Au moins 600.000 personnes étaient mortes, selon l'Union africaine, des estimations que plusieurs experts pensent sous-estimées.

Ces derniers jours, des combats se sont tenus à Tsemlet (ouest du Tigré), une zone revendiquée par des forces de la région voisine de l'Amhara, ont déclaré à l'AFP, sous couvert d'anonymat, des sources diplomatique et sécuritaire en poste en Ethiopie.

"Raisons opérationnelles" 

A Tsemlet, face aux forces tigréennes, "ce sont les ENDF (armée éthiopienne, NDLR) avec des milices amharas", a déclaré la source diplomatique, sous couvert d'anonymat. Des affrontements se sont tenus "ces derniers jours", mais "aujourd'hui on ne sait pas encore" s'il se poursuivent, a-t-elle ajouté, sans plus de détails.

Les combats ont été confirmés par une source locale au Tigré, qui a également requis l'anonymat.

"La situation semble dégénérer", a corroboré la source sécuritaire, se montrant "dubitative sur la capacité des TDF (l'armée tigréenne, NDLR), à récupérer par la force Tselemt".

Le porte-parole de l'armée fédérale et des membres du TPLF n'ont pour l'heure pas donné suite aux sollicitations de l'AFP.

Les liaisons aériennes vers le Tigré d'Ethiopian Airlines, compagnie publique et seule à desservir cette région, ont été suspendues, ont également affirmé les sources diplomatique et sécuritaire.

Les vols, tout comme les services de télécommunications et bancaires, avaient été complètement suspendus durant la guerre, avant de reprendre à la suite de l'accord de paix conclu à Pretoria fin 2022. Leur suspension est une première depuis l'accord de paix.

Selon deux responsables d'Ethiopian Airlines, qui ont requis l'anonymat, les vols ont été interrompus pour "raisons opérationnelles", sans donner plus de détails.

L'un d'eux a toutefois déclaré "suspecter" que l'arrêt pour l'instant temporaire du trafic soit lié "aux tensions politiques" entre les autorités fédérales et l'administration au Tigré.

"Escalade militaire" 

Selon un journaliste à Mekele, joint au téléphone par l'AFP et qui a lui aussi requis l'anonymat, une "anxiété croissante" se ressent dans cette ville, capitale du Tigré.

Depuis plusieurs mois, la situation est tendue dans le nord de l'Ethiopie.

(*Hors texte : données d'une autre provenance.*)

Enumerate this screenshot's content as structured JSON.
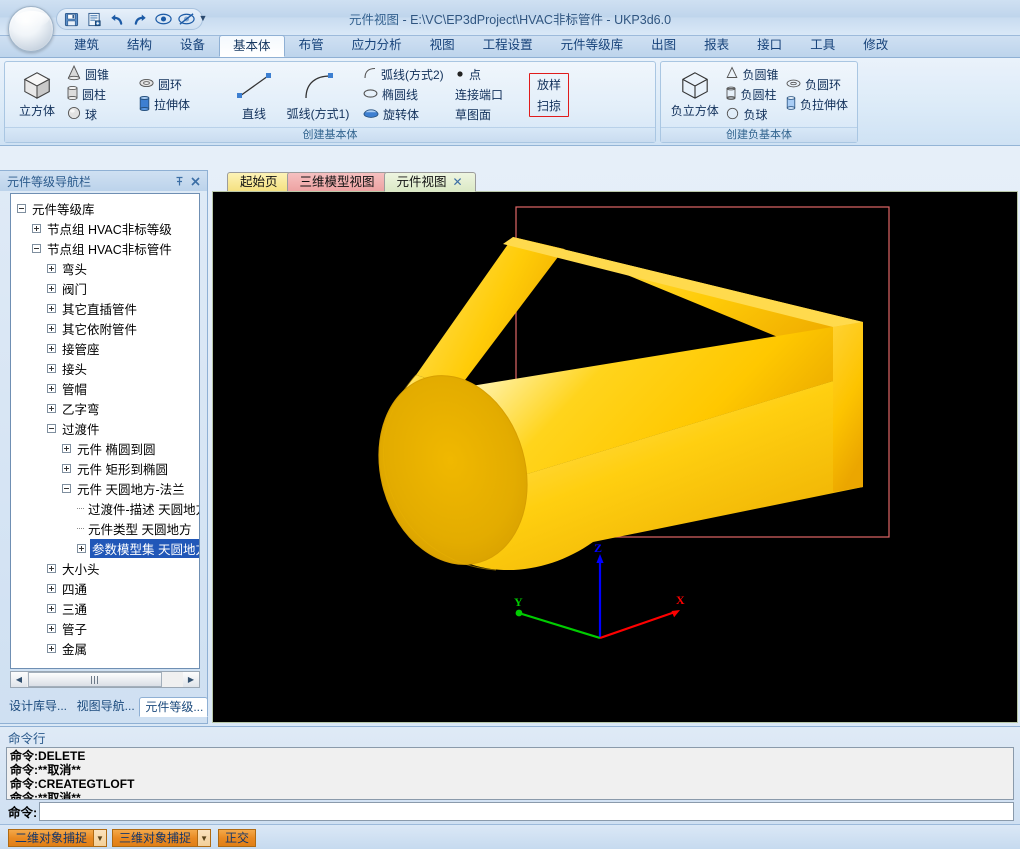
{
  "window": {
    "title_doc": "元件视图",
    "title_path": " - E:\\VC\\EP3dProject\\HVAC非标管件 - UKP3d6.0"
  },
  "quick_access": {
    "buttons": [
      {
        "name": "save-icon",
        "tip": "保存"
      },
      {
        "name": "save-as-icon",
        "tip": "另存为"
      },
      {
        "name": "undo-icon",
        "tip": "撤销"
      },
      {
        "name": "redo-icon",
        "tip": "重做"
      },
      {
        "name": "show-icon",
        "tip": "显示"
      },
      {
        "name": "hide-icon",
        "tip": "隐藏"
      }
    ],
    "more_label": "▼"
  },
  "menu_tabs": [
    {
      "label": "建筑",
      "active": false
    },
    {
      "label": "结构",
      "active": false
    },
    {
      "label": "设备",
      "active": false
    },
    {
      "label": "基本体",
      "active": true
    },
    {
      "label": "布管",
      "active": false
    },
    {
      "label": "应力分析",
      "active": false
    },
    {
      "label": "视图",
      "active": false
    },
    {
      "label": "工程设置",
      "active": false
    },
    {
      "label": "元件等级库",
      "active": false
    },
    {
      "label": "出图",
      "active": false
    },
    {
      "label": "报表",
      "active": false
    },
    {
      "label": "接口",
      "active": false
    },
    {
      "label": "工具",
      "active": false
    },
    {
      "label": "修改",
      "active": false
    }
  ],
  "ribbon": {
    "group_primitives": {
      "title": "创建基本体",
      "cube_label": "立方体",
      "col1": [
        {
          "label": "圆锥",
          "icon": "cone-icon"
        },
        {
          "label": "圆柱",
          "icon": "cylinder-icon"
        },
        {
          "label": "球",
          "icon": "sphere-icon"
        }
      ],
      "col2": [
        {
          "label": "圆环",
          "icon": "torus-icon"
        },
        {
          "label": "拉伸体",
          "icon": "extrude-icon"
        }
      ],
      "line_label": "直线",
      "arc1_label": "弧线(方式1)",
      "col3": [
        {
          "label": "弧线(方式2)",
          "icon": "arc-icon"
        },
        {
          "label": "椭圆线",
          "icon": "ellipse-icon"
        },
        {
          "label": "旋转体",
          "icon": "revolve-icon"
        }
      ],
      "col4": [
        {
          "label": "点",
          "icon": "point-icon"
        },
        {
          "label": "连接端口",
          "icon": "port-icon"
        },
        {
          "label": "草图面",
          "icon": "sketch-plane-icon"
        }
      ],
      "highlighted": [
        {
          "label": "放样"
        },
        {
          "label": "扫掠"
        }
      ]
    },
    "group_negative": {
      "title": "创建负基本体",
      "cube_label": "负立方体",
      "col1": [
        {
          "label": "负圆锥",
          "icon": "neg-cone-icon"
        },
        {
          "label": "负圆柱",
          "icon": "neg-cylinder-icon"
        },
        {
          "label": "负球",
          "icon": "neg-sphere-icon"
        }
      ],
      "col2": [
        {
          "label": "负圆环",
          "icon": "neg-torus-icon"
        },
        {
          "label": "负拉伸体",
          "icon": "neg-extrude-icon"
        }
      ]
    }
  },
  "left_dock": {
    "title": "元件等级导航栏",
    "pin_icon": "pin-icon",
    "close_icon": "close-icon",
    "tree": [
      {
        "label": "元件等级库",
        "indent": 0,
        "state": "minus",
        "selected": false
      },
      {
        "label": "节点组 HVAC非标等级",
        "indent": 1,
        "state": "plus",
        "selected": false
      },
      {
        "label": "节点组 HVAC非标管件",
        "indent": 1,
        "state": "minus",
        "selected": false
      },
      {
        "label": "弯头",
        "indent": 2,
        "state": "plus",
        "selected": false
      },
      {
        "label": "阀门",
        "indent": 2,
        "state": "plus",
        "selected": false
      },
      {
        "label": "其它直插管件",
        "indent": 2,
        "state": "plus",
        "selected": false
      },
      {
        "label": "其它依附管件",
        "indent": 2,
        "state": "plus",
        "selected": false
      },
      {
        "label": "接管座",
        "indent": 2,
        "state": "plus",
        "selected": false
      },
      {
        "label": "接头",
        "indent": 2,
        "state": "plus",
        "selected": false
      },
      {
        "label": "管帽",
        "indent": 2,
        "state": "plus",
        "selected": false
      },
      {
        "label": "乙字弯",
        "indent": 2,
        "state": "plus",
        "selected": false
      },
      {
        "label": "过渡件",
        "indent": 2,
        "state": "minus",
        "selected": false
      },
      {
        "label": "元件 椭圆到圆",
        "indent": 3,
        "state": "plus",
        "selected": false
      },
      {
        "label": "元件 矩形到椭圆",
        "indent": 3,
        "state": "plus",
        "selected": false
      },
      {
        "label": "元件 天圆地方-法兰",
        "indent": 3,
        "state": "minus",
        "selected": false
      },
      {
        "label": "过渡件-描述 天圆地方",
        "indent": 4,
        "state": "leaf",
        "selected": false
      },
      {
        "label": "元件类型 天圆地方",
        "indent": 4,
        "state": "leaf",
        "selected": false
      },
      {
        "label": "参数模型集 天圆地方",
        "indent": 4,
        "state": "plus",
        "selected": true
      },
      {
        "label": "大小头",
        "indent": 2,
        "state": "plus",
        "selected": false
      },
      {
        "label": "四通",
        "indent": 2,
        "state": "plus",
        "selected": false
      },
      {
        "label": "三通",
        "indent": 2,
        "state": "plus",
        "selected": false
      },
      {
        "label": "管子",
        "indent": 2,
        "state": "plus",
        "selected": false
      },
      {
        "label": "金属",
        "indent": 2,
        "state": "plus",
        "selected": false
      }
    ],
    "scroll": {
      "left_arrow": "◀",
      "right_arrow": "▶"
    },
    "panel_tabs": [
      {
        "label": "设计库导...",
        "active": false
      },
      {
        "label": "视图导航...",
        "active": false
      },
      {
        "label": "元件等级...",
        "active": true
      }
    ]
  },
  "view_tabs": [
    {
      "label": "起始页",
      "active": false,
      "closable": false,
      "color": "#f4e07e"
    },
    {
      "label": "三维模型视图",
      "active": false,
      "closable": false,
      "color": "#eda1a1"
    },
    {
      "label": "元件视图",
      "active": true,
      "closable": true,
      "color": "#dbe9c6"
    }
  ],
  "viewport": {
    "background": "#000000",
    "selection_border_color": "#e06666",
    "model_name": "天圆地方过渡件",
    "model_color": "#ffcc00",
    "axes": [
      {
        "label": "Z",
        "color": "#0000ff"
      },
      {
        "label": "Y",
        "color": "#00cc00"
      },
      {
        "label": "X",
        "color": "#ff0000"
      }
    ]
  },
  "command_line": {
    "title": "命令行",
    "history": [
      "命令:DELETE",
      "命令:**取消**",
      "命令:CREATEGTLOFT",
      "命令:**取消**"
    ],
    "prompt": "命令:",
    "input_value": "",
    "input_placeholder": ""
  },
  "status_bar": {
    "buttons": [
      {
        "label": "二维对象捕捉",
        "has_dropdown": true,
        "active": true
      },
      {
        "label": "三维对象捕捉",
        "has_dropdown": true,
        "active": true
      },
      {
        "label": "正交",
        "has_dropdown": false,
        "active": true
      }
    ],
    "dropdown_glyph": "▼",
    "active_color": "#e98a23"
  }
}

Des forces amhara et érythréennes sont toujours présentes dans la région, en violation de l'accord de paix de Pretoria - auquel elles n'ont pas participé - qui prévoyait leur retrait.

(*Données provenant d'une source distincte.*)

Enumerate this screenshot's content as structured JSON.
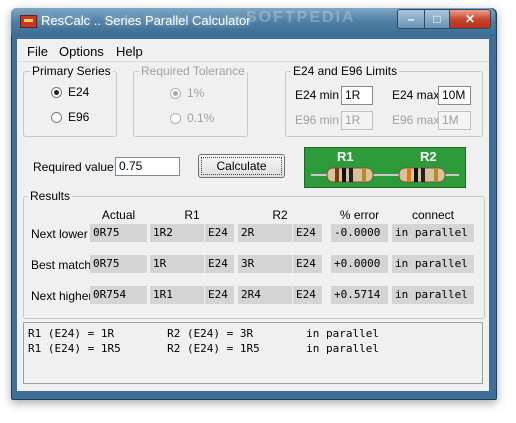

Début 2025, le chef de l'administration intérimaire au Tigré, institution mise en place par Addis Abeba, avait été contraint de fuir Mekele, la capitale régionale, en raison de divisions croissantes au sein du TPLF.

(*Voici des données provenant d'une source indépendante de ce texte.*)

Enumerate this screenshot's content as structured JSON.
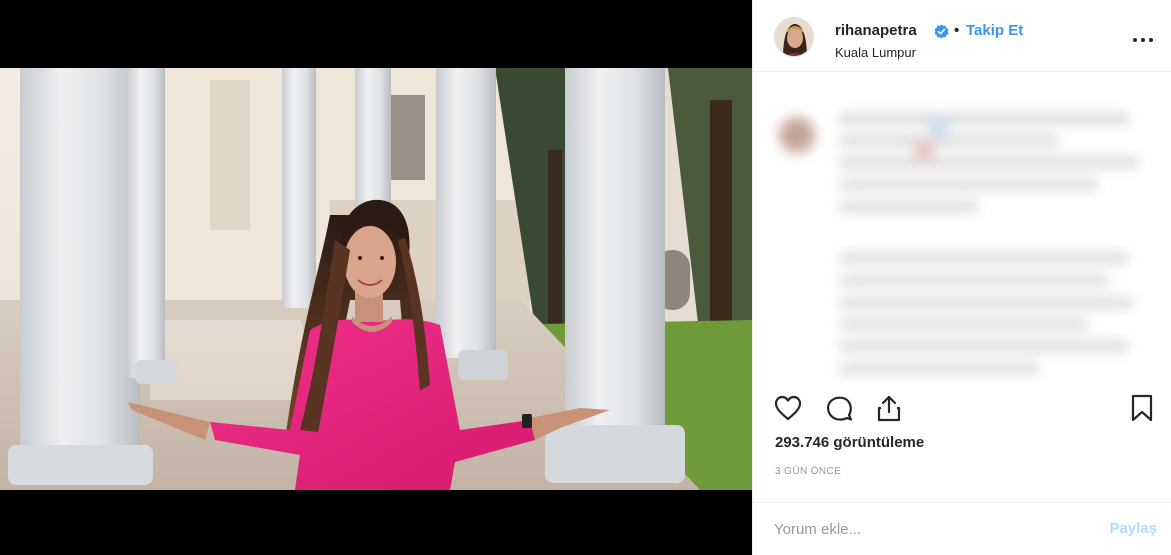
{
  "post": {
    "username": "rihanapetra",
    "separator": "•",
    "follow_label": "Takip Et",
    "location": "Kuala Lumpur",
    "views": "293.746 görüntüleme",
    "timestamp": "3 GÜN ÖNCE"
  },
  "comment_box": {
    "placeholder": "Yorum ekle...",
    "share_label": "Paylaş"
  },
  "icons": {
    "verified": "verified-badge-icon",
    "more": "more-options-icon",
    "like": "heart-icon",
    "comment": "comment-icon",
    "share": "share-icon",
    "save": "bookmark-icon"
  },
  "colors": {
    "link_blue": "#3897f0",
    "share_disabled": "#b3dbff",
    "dress_pink": "#e8237b"
  }
}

Ce parti qui a dominé l'Ethiopie pendant presque trois décennies avant de se retrouver marginalisé après l'arrivée au pouvoir en 2018 du Premier ministre Abiy Ahmed et d'être aujourd'hui radié, est accusé par les autorités fédérales de s'être rapproché de l'Erythrée voisine.

Les relations entre les deux voisins de la Corne de l'Afrique, qui s'étaient réchauffées durant la guerre du Tigré, lorsque les troupes érythréennes avaient appuyé les forces fédérales éthiopiennes, sont de nouveau acrimonieuses, nourries de discours belliqueux, faisant planer le risque d'un nouveau conflit.

Pour Kjetil Tronvoll, professeur à Oslo New University College et spécialiste de la zone, cette confrontation entre forces fédérales et tigréennes "n'est pas surprenante". "Le risque d'une escalade militaire est grave, et il est possible que des forces non éthiopiennes viennent appuyer les forces tigréennes", a-t-il confié à l'AFP.